Nasci no interior de São Paulo, em Bernardino de Campos, e fui criado em Marília. Meus avós vieram da Espanha para trabalhar no campo. A agricultura me fascina e descobrir o nível de tecnologia a que se chegou nos dias atuais foi surpreendente.
Como surgiu a ideia de ambientar Terra e Paixão em Mato Grosso do Sul?
Meu tio foi missionário em Dourados (MS). Quando eu era criança, lembro que fui visitá-lo com a minha mãe. Foi uma viagem inesquecível, que me marcou muito. Foi quando conheci a famosa terra roxa, ou, como também se diz, terra vermelha, conhecida por ser muito fértil. Isso ficou em minha memória.
Como foi o seu contato com a tecnologia?
Voltei ao Mato Grosso do Sul duas vezes e realmente fiquei fascinado pela tecnologia implantada na agricultura nos dias atuais. Subi em uma colheitadeira que, só para chegar na cabine, tinha dois lances de escada. Descobri um computador que monitorava todo o mecanismo da máquina e seus resultados. Foi uma experiência única, que me impactou.
Por que colocar isso na televisão?
Vi um Brasil que eu pouco conhecia e imaginei que seria um bom cenário para a trama dos personagens. Um país que, assim como eu, muitas pessoas não conhecem, porque poucas vezes foi mostrado dessa maneira na televisão.
Qual é a relevância da atividade agrícola na história?
Terra e Paixão fala do amor pela terra. É uma novela clássica, que mostra a força do amor e da superação.
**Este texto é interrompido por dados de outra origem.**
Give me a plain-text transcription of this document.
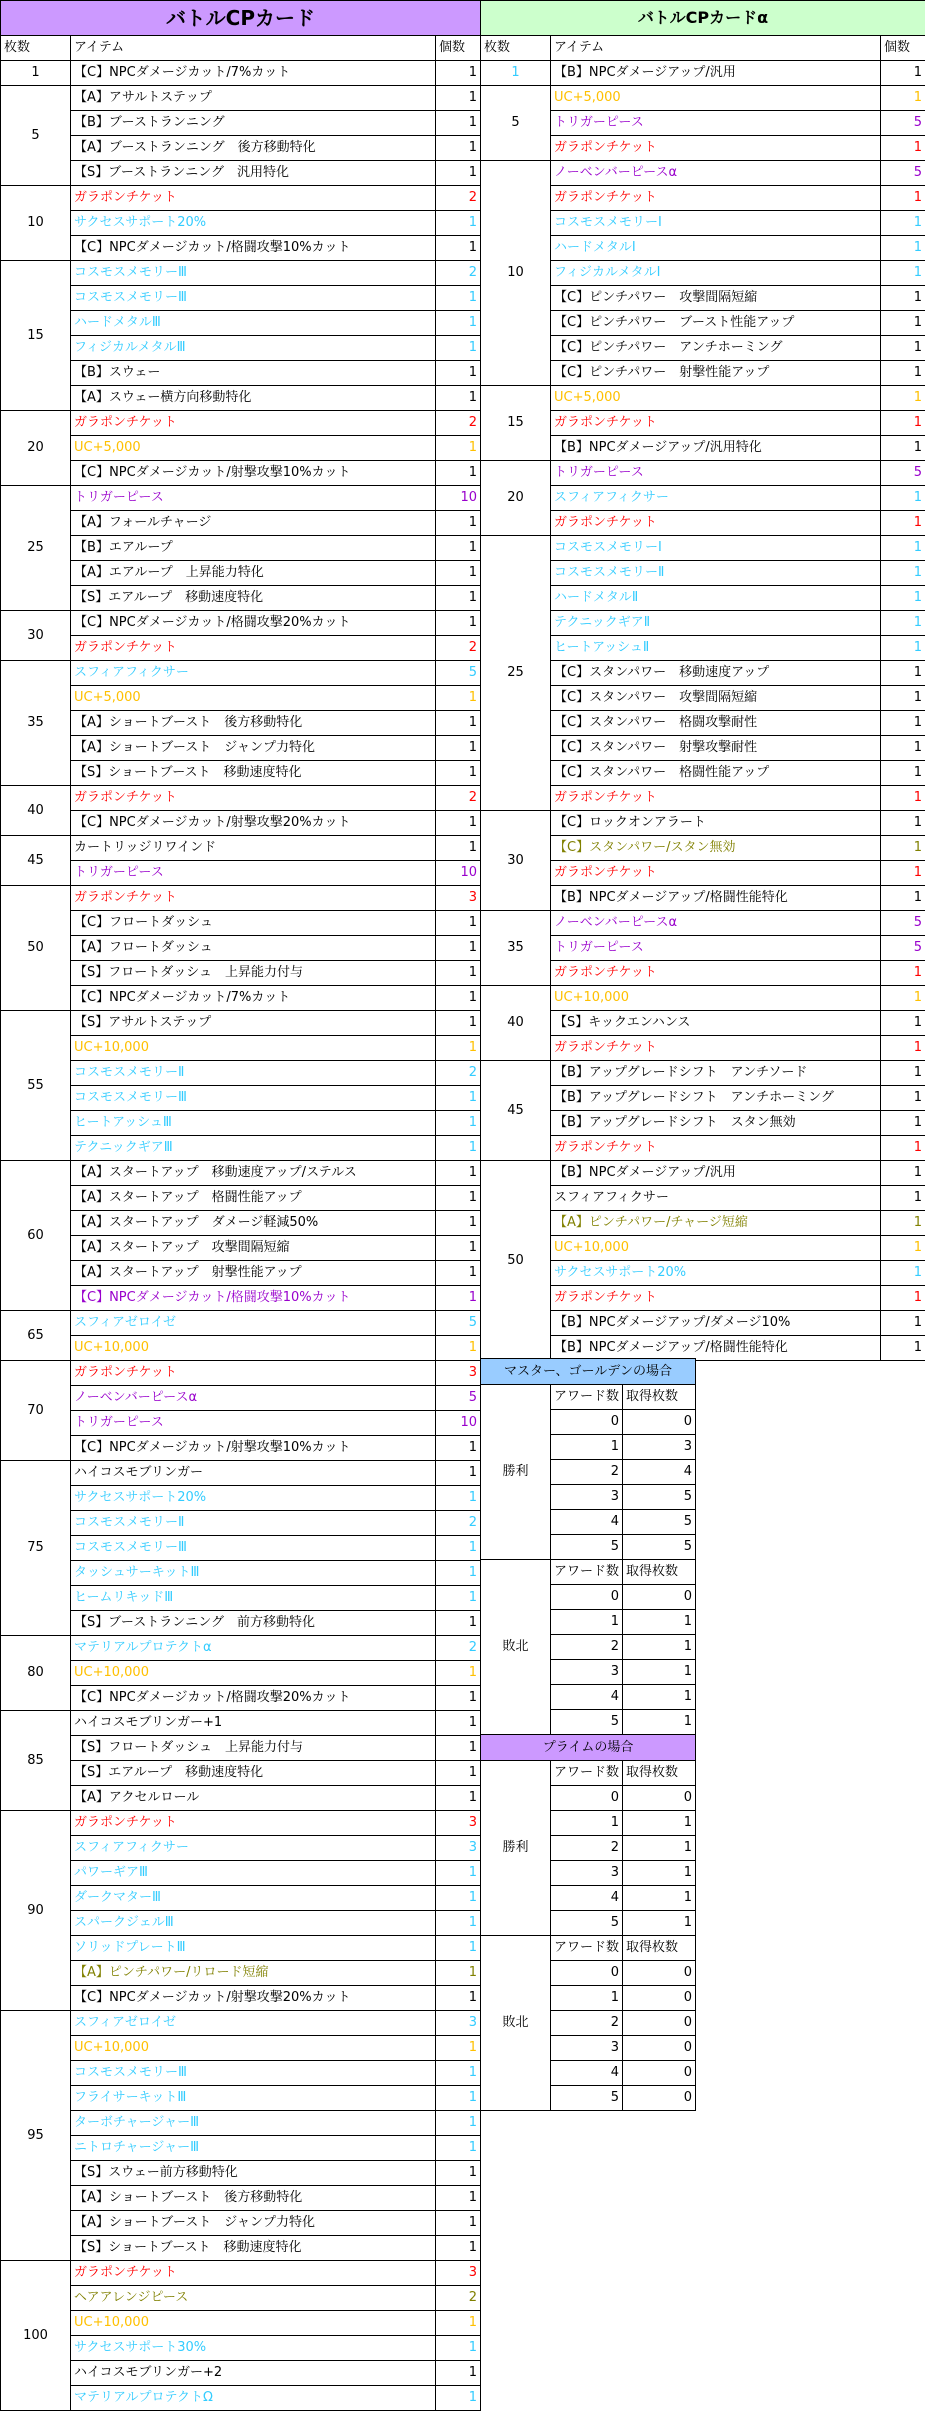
バトルCPカード		
枚数	アイテム	個数
1	【C】NPCダメージカット/7%カット	1
5	【A】アサルトステップ	1
	【B】ブーストランニング	1
	【A】ブーストランニング　後方移動特化	1
	【S】ブーストランニング　汎用特化	1
10	ガラポンチケット	2
	サクセスサポート20%	1
	【C】NPCダメージカット/格闘攻撃10%カット	1
15	コスモスメモリーⅢ	2
	コスモスメモリーⅢ	1
	ハードメタルⅢ	1
	フィジカルメタルⅢ	1
	【B】スウェー	1
	【A】スウェー横方向移動特化	1
20	ガラポンチケット	2
	UC+5,000	1
	【C】NPCダメージカット/射撃攻撃10%カット	1
25	トリガーピース	10
	【A】フォールチャージ	1
	【B】エアループ	1
	【A】エアループ　上昇能力特化	1
	【S】エアループ　移動速度特化	1
30	【C】NPCダメージカット/格闘攻撃20%カット	1
	ガラポンチケット	2
35	スフィアフィクサー	5
	UC+5,000	1
	【A】ショートブースト　後方移動特化	1
	【A】ショートブースト　ジャンプ力特化	1
	【S】ショートブースト　移動速度特化	1
40	ガラポンチケット	2
	【C】NPCダメージカット/射撃攻撃20%カット	1
45	カートリッジリワインド	1
	トリガーピース	10
50	ガラポンチケット	3
	【C】フロートダッシュ	1
	【A】フロートダッシュ	1
	【S】フロートダッシュ　上昇能力付与	1
	【C】NPCダメージカット/7%カット	1
55	【S】アサルトステップ	1
	UC+10,000	1
	コスモスメモリーⅡ	2
	コスモスメモリーⅢ	1
	ヒートアッシュⅢ	1
	テクニックギアⅢ	1
60	【A】スタートアップ　移動速度アップ/ステルス	1
	【A】スタートアップ　格闘性能アップ	1
	【A】スタートアップ　ダメージ軽減50%	1
	【A】スタートアップ　攻撃間隔短縮	1
	【A】スタートアップ　射撃性能アップ	1
	【C】NPCダメージカット/格闘攻撃10%カット	1
65	スフィアゼロイゼ	5
	UC+10,000	1
70	ガラポンチケット	3
	ノーベンバーピースα	5
	トリガーピース	10
	【C】NPCダメージカット/射撃攻撃10%カット	1
75	ハイコスモブリンガー	1
	サクセスサポート20%	1
	コスモスメモリーⅡ	2
	コスモスメモリーⅢ	1
	タッシュサーキットⅢ	1
	ヒームリキッドⅢ	1
	【S】ブーストランニング　前方移動特化	1
80	マテリアルプロテクトα	2
	UC+10,000	1
	【C】NPCダメージカット/格闘攻撃20%カット	1
85	ハイコスモブリンガー+1	1
	【S】フロートダッシュ　上昇能力付与	1
	【S】エアループ　移動速度特化	1
	【A】アクセルロール	1
90	ガラポンチケット	3
	スフィアフィクサー	3
	パワーギアⅢ	1
	ダークマターⅢ	1
	スパークジェルⅢ	1
	ソリッドプレートⅢ	1
	【A】ピンチパワー/リロード短縮	1
	【C】NPCダメージカット/射撃攻撃20%カット	1
95	スフィアゼロイゼ	3
	UC+10,000	1
	コスモスメモリーⅢ	1
	フライサーキットⅢ	1
	ターボチャージャーⅢ	1
	ニトロチャージャーⅢ	1
	【S】スウェー前方移動特化	1
	【A】ショートブースト　後方移動特化	1
	【A】ショートブースト　ジャンプ力特化	1
	【S】ショートブースト　移動速度特化	1
100	ガラポンチケット	3
	ヘアアレンジピース	2
	UC+10,000	1
	サクセスサポート30%	1
	ハイコスモブリンガー+2	1
	マテリアルプロテクトΩ	1
バトルCPカードα		
枚数	アイテム	個数
1	【B】NPCダメージアップ/汎用	1
5	UC+5,000	1
	トリガーピース	5
	ガラポンチケット	1
10	ノーベンバーピースα	5
	ガラポンチケット	1
	コスモスメモリーⅠ	1
	ハードメタルⅠ	1
	フィジカルメタルⅠ	1
	【C】ピンチパワー　攻撃間隔短縮	1
	【C】ピンチパワー　ブースト性能アップ	1
	【C】ピンチパワー　アンチホーミング	1
	【C】ピンチパワー　射撃性能アップ	1
15	UC+5,000	1
	ガラポンチケット	1
	【B】NPCダメージアップ/汎用特化	1
20	トリガーピース	5
	スフィアフィクサー	1
	ガラポンチケット	1
25	コスモスメモリーⅠ	1
	コスモスメモリーⅡ	1
	ハードメタルⅡ	1
	テクニックギアⅡ	1
	ヒートアッシュⅡ	1
	【C】スタンパワー　移動速度アップ	1
	【C】スタンパワー　攻撃間隔短縮	1
	【C】スタンパワー　格闘攻撃耐性	1
	【C】スタンパワー　射撃攻撃耐性	1
	【C】スタンパワー　格闘性能アップ	1
	ガラポンチケット	1
30	【C】ロックオンアラート	1
	【C】スタンパワー/スタン無効	1
	ガラポンチケット	1
	【B】NPCダメージアップ/格闘性能特化	1
35	ノーベンバーピースα	5
	トリガーピース	5
	ガラポンチケット	1
40	UC+10,000	1
	【S】キックエンハンス	1
	ガラポンチケット	1
45	【B】アップグレードシフト　アンチソード	1
	【B】アップグレードシフト　アンチホーミング	1
	【B】アップグレードシフト　スタン無効	1
	ガラポンチケット	1
50	【B】NPCダメージアップ/汎用	1
	スフィアフィクサー	1
	【A】ピンチパワー/チャージ短縮	1
	UC+10,000	1
	サクセスサポート20%	1
	ガラポンチケット	1
	【B】NPCダメージアップ/ダメージ10%	1
	【B】NPCダメージアップ/格闘性能特化	1
マスター、ゴールデンの場合		
勝利	アワード数	取得枚数
	0	0
	1	3
	2	4
	3	5
	4	5
	5	5
敗北	アワード数	取得枚数
	0	0
	1	1
	2	1
	3	1
	4	1
	5	1
プライムの場合		
勝利	アワード数	取得枚数
	0	0
	1	1
	2	1
	3	1
	4	1
	5	1
敗北	アワード数	取得枚数
	0	0
	1	0
	2	0
	3	0
	4	0
	5	0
O enredo traz uma luta por herança dentro do ambiente agrícola, de uma maneira que não estamos acostumados a ver em novelas. Na trama, Caio (Cauã Reymond) cuida da plantação e apresenta novas tecnologias para o pai, Antônio (Tony Ramos), como o uso de drones. É a face do produtor rural moderno, que acredita na evolução tecnológica e no futuro do agro.